In den 12-Schritte-Genesungsprogrammen ist das Konzept der Anonymität für die Teilnehmer von höchster Bedeutung. Tradition 12, „Anonymität ist das geistige Fundament all unserer Traditionen und erinnert uns stets daran, Prinzipien über Persönlichkeiten zu stellen“, unterstreicht dieses Prinzip.
Um diese Tradition aufrechtzuerhalten, wird persönliche Anonymität auf allen Ebenen streng gewahrt, einschließlich Meetings, 12. Schritt-Arbeit und Mentoring. Das Bewahren der Anonymität ist von entscheidender Bedeutung für den Schutz des Einzelnen und die Aufrechterhaltung des Programms als Ganzes.

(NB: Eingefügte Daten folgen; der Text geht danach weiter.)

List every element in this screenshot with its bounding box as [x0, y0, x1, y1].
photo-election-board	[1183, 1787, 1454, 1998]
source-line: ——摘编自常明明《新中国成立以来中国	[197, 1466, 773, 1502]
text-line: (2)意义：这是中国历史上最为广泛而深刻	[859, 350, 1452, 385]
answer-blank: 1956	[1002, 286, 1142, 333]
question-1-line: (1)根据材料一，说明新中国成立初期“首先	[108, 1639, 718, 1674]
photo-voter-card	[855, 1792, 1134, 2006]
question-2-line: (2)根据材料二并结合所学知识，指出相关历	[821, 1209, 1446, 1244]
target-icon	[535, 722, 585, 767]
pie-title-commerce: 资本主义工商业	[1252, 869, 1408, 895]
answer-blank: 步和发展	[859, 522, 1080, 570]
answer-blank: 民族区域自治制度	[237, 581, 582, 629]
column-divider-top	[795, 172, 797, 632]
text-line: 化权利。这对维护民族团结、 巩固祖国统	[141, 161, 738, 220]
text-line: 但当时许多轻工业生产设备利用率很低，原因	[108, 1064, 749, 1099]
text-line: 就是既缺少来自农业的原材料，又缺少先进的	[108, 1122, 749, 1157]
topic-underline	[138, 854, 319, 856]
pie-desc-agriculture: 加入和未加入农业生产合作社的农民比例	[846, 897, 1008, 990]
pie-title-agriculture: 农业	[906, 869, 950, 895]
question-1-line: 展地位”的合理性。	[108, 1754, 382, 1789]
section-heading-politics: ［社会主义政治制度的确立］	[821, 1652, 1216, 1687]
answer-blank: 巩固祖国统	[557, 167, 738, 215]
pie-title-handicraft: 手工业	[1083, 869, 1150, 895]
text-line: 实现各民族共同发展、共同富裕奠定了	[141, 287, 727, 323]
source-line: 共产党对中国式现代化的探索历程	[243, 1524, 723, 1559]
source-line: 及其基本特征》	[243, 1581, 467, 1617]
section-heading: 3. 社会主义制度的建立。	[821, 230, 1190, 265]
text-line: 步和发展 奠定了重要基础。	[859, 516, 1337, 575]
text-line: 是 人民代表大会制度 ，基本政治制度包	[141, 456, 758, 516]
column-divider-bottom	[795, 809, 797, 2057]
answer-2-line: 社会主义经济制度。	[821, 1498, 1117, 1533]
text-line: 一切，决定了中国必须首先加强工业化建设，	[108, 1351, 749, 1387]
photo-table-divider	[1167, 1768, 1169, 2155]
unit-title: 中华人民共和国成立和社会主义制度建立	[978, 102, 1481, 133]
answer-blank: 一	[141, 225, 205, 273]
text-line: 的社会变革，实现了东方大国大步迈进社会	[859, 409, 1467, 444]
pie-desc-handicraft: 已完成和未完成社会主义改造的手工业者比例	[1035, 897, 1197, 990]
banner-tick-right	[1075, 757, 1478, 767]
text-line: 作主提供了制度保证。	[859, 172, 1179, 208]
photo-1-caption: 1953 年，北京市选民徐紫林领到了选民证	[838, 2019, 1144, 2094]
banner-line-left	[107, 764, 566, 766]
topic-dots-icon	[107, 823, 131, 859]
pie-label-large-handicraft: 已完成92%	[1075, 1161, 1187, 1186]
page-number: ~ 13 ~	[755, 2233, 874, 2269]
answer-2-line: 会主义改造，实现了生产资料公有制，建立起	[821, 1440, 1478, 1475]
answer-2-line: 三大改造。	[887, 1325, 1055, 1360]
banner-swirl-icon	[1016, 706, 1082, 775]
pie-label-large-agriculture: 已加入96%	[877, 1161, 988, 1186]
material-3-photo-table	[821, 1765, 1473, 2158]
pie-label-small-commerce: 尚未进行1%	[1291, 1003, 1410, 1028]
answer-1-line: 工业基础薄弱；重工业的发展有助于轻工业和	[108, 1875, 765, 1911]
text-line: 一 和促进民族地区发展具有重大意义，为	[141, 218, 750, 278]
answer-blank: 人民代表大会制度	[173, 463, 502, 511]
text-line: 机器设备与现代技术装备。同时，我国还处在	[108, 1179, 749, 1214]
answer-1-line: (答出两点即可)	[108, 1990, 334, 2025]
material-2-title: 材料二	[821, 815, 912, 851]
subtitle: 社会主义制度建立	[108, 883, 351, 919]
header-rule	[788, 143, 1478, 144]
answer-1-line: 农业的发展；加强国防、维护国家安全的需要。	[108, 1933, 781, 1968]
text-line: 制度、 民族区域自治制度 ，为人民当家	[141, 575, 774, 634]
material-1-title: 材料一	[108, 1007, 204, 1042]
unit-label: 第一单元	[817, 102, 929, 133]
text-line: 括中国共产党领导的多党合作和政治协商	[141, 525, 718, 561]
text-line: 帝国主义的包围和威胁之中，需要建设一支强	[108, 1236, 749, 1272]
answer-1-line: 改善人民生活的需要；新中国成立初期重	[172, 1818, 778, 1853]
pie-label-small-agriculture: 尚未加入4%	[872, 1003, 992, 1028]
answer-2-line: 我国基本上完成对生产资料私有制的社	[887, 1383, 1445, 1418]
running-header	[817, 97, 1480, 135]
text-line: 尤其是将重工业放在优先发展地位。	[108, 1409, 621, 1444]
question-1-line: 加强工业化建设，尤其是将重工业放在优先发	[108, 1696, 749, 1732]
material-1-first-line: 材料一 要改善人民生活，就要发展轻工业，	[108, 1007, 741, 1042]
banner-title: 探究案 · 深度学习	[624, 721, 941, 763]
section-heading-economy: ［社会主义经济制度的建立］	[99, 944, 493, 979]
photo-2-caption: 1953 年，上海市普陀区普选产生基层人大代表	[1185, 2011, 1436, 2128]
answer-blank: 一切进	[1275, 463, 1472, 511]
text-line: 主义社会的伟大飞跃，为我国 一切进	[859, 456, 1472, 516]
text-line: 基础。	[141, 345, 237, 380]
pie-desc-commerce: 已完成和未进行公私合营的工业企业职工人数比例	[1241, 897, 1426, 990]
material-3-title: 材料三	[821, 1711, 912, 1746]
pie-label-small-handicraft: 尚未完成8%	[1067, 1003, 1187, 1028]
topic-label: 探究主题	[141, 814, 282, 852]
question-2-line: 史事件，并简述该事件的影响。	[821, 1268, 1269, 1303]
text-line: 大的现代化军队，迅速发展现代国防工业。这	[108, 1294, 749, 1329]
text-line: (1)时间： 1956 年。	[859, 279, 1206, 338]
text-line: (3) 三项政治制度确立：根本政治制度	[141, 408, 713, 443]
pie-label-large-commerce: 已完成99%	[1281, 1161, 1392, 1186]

Hier sind persönliche Berichte von Personen, die an den 12-Schritte-Programmen teilnehmen und wertvolle Einblicke in die Prinzipien der Tradition 12 bieten:
Maryann zieht eine Parallele zwischen Tradition 12 und der grundlegenden Aussage „Keine menschliche Macht hätte uns von unserem Alkoholismus befreien können.“ Sie erklärt, dass kein einzelner Mensch, ungeachtet seines Status, eine andere Person daran hindern kann, diesen ersten Drink zu nehmen. Daher wird den Mitgliedern der Anonymen Alkoholiker davon abgeraten, ihren Sponsor oder Berater zu vergöttern, nur um dann deren endgültigen Absturz mitzuerleben. Maryann stellt fest: „Dieses Programm ist von Natur aus ein ‚Wir‘-Ding aus mehreren Gründen. Eine Person zu vergöttern, schadet den Anhängern genauso sehr wie der Person, der sie folgen.“
Chuck hebt die erweiterte Version von Tradition 12 hervor, die die Mitglieder daran erinnert, echte Bescheidenheit zu üben. Beim Betreten eines Meetings wird von den Teilnehmern erwartet, dass sie ihren Status, ihre Titel und ihre Leistungen an der Tür ablegen und als ihr authentisches Selbst eintreten. Dies äußert sich in praktischen Handlungen, wie z. B. der Vermeidung formeller Titel. Beispielsweise wird ein Richter in einem Meeting einfach mit „Du“ angesprochen, nicht mit „Euer Ehren“. Chuck erklärt: „Wir halten diese Tradition aus drei Gründen aufrecht: um echte Bescheidenheit zu üben, Selbstüberschätzung zu verhindern und ständige Dankbarkeit zu bewahren.“ In diesem Bereich haben Reichtum und Bildung keinen Einfluss; alle Teilnehmer stehen auf Augenhöhe. Die Leistungen oder der gesellschaftliche Status einer Person haben keinen Einfluss darauf, was sie aus dem Programm gewinnen oder dazu beitragen können.
Tradition 12 betont, dass die Leitprinzipien des 12-Schritte-Programms Vorrang vor individuellen Meinungen haben müssen. Althea erkennt die Versuchung, von diesen Prinzipien abzuweichen, insbesondere dann, wenn sich jemand, der uns sehr am Herzen liegt, in Not befindet. Doch ein solches Handeln gefährdet die Integrität der Prinzipien, die das Fundament des Programms bilden. Althea sagt: „Deshalb müssen wir den Prinzipien bedingungslos treu bleiben, damit wir einander bedingungslos lieben können. Diese Liebe entspringt der Wahrung der Prinzipien und nicht dem Nachgeben der Versuchung, Gott zu spielen. Wenn wir den Prozess umgehen, berauben wir den Einzelnen der Möglichkeit, die Wahrheit der AA-Weisheit zu entdecken, und ermöglichen ihm, seine eigene zu entwickeln. Es mag vorteilhaft erscheinen, aber es ist letztendlich schädlich, sowohl für den Einzelnen als auch für die AA-Gemeinschaft als Ganzes.“
Lyn betont, dass die Weglassung der Nachnamen den Fokus weg von anonymen Personen lenkt und das Programm in ein kollektives „Wir“ verwandelt. Anstatt die Botschaft zu verkörpern, werden die Einzelnen zu Überbringern der Botschaft. Andernfalls wird nicht nur ihre Nüchternheit, sondern die gesamte AA-Gemeinschaft gefährdet.